Sam Mednick is a professional life and executive coach based in Barcelona (www.blueprintcoaching.ca). A Canadian native, she’s been living in the city for eight years working with companies as well as individuals focusing on transitions, communication, leadership training, time management and productivity, as well as emotional intelligence development. For more coaching tips, tune into her Podcast.
SAM SAYS: BE TRUE TO YOURSELF
I love this city, but I’m getting antsy. I feel like I need to shake things up a bit and perhaps relocate for a few months—just to switch up the energy. This would have been fairly simple when I was a bachelor, as I have a job that allows me to work from anywhere and I love adventure. Now, however, I’m in a relationship of three years so there’s another person to think about. I’ve asked my girlfriend to come with me, but she has a job and a life here and doesn’t feel restless like I do. I don’t want to lose her by moving, yet, at the same time, I don’t want to stay and feel this continuous itch. How can I satisfy my need for change without losing my partner?
Thanks in advance!
You’ve hit on a question that seems to increasingly surface as we get older. The issue of being true to ourselves and meeting our own needs at the potential expense of rocking the boat with those we care about.
A few years ago I found myself in a similar position—feeling antsy and wanting a change, yet not being on the same page as my partner. It was a challenging time in our relationship and there were points when both of us didn’t think we’d make it. We came out of it, however, and looking back I realised a few things that would have helped (and ultimately did) make the process easier.
The first thing, and it appears that you’ve already done this, is to acknowledge where ‘you’re at’. Saying the words out loud that you want a change and have itchy feet makes this transition real, to you and to everyone else involved. Often when we feel that something’s not quite right, we push it to the back of our minds or bury it deep within. This only causes resistance, which usually manifests itself into a feeling of increased anxiety. More often than not, this bubbles up and emerges at a later date.
The second thing, and perhaps the most important, is to be as open and transparent about the process with your partner as you can. The more you let her in, discuss how you potentially see this working and brainstorm ideas with her (how long you’d go for, where you’d go, how you’d do long distance, etc.), the more she’ll feel a part of it. Don’t just tell her what your plans are or what you’re feeling—ask her opinion and how she feels about it. She might not love the prospect of you leaving for a few months, but at least you have given her the opportunity to voice her thoughts. This will make her feel heard, it’ll make her feel like you genuinely care (and aren’t trying to run away), and it’ll open up the conversation and allow you both to start searching for possible solutions.

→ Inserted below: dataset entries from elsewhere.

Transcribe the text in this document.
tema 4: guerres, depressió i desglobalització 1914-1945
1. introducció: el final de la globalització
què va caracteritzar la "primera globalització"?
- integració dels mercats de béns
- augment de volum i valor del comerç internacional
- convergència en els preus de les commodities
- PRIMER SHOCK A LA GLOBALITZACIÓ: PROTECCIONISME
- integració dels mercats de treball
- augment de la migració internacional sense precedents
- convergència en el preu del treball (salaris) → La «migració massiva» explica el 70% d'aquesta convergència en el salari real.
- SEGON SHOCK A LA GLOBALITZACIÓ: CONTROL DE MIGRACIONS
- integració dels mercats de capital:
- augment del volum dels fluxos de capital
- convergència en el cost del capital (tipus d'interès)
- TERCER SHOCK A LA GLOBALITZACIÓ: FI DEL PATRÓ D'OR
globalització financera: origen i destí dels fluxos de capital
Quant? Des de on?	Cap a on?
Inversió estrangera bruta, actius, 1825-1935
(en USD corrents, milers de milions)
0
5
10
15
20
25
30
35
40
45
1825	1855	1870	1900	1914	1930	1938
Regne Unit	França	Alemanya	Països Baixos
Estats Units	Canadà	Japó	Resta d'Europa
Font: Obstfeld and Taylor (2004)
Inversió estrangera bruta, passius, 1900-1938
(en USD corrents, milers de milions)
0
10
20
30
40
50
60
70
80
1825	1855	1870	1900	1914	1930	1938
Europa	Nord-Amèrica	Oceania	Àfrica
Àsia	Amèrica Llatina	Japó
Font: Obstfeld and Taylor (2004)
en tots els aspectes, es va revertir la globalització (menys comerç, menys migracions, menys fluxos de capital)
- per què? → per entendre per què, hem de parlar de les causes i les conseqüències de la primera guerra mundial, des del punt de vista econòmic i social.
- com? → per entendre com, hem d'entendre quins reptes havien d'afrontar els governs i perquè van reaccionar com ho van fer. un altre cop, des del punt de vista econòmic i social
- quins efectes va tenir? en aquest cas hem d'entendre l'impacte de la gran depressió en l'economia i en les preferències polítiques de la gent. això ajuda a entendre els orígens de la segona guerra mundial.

Ultimately, there is no formula to ensure that if you leave your relationship will stay intact. There’s no guarantee, so you have to ask yourself: Is relocating worth the gamble?
I’ve always believed that if we, as individuals, are not able to be the best versions of ourselves, then we can’t be our best for those around us.
And so, if you feel that the only way to be the ‘best you’ is to have a change, meaning leaving Barcelona, then face that difficult discussion with your girlfriend. It’s not an easy conversation and it’s not an easy hurdle in any relationship—yet the more transparent, honest and willing to make it work you both are, the greater chance you’ll have of coming out (in one piece) on the other side.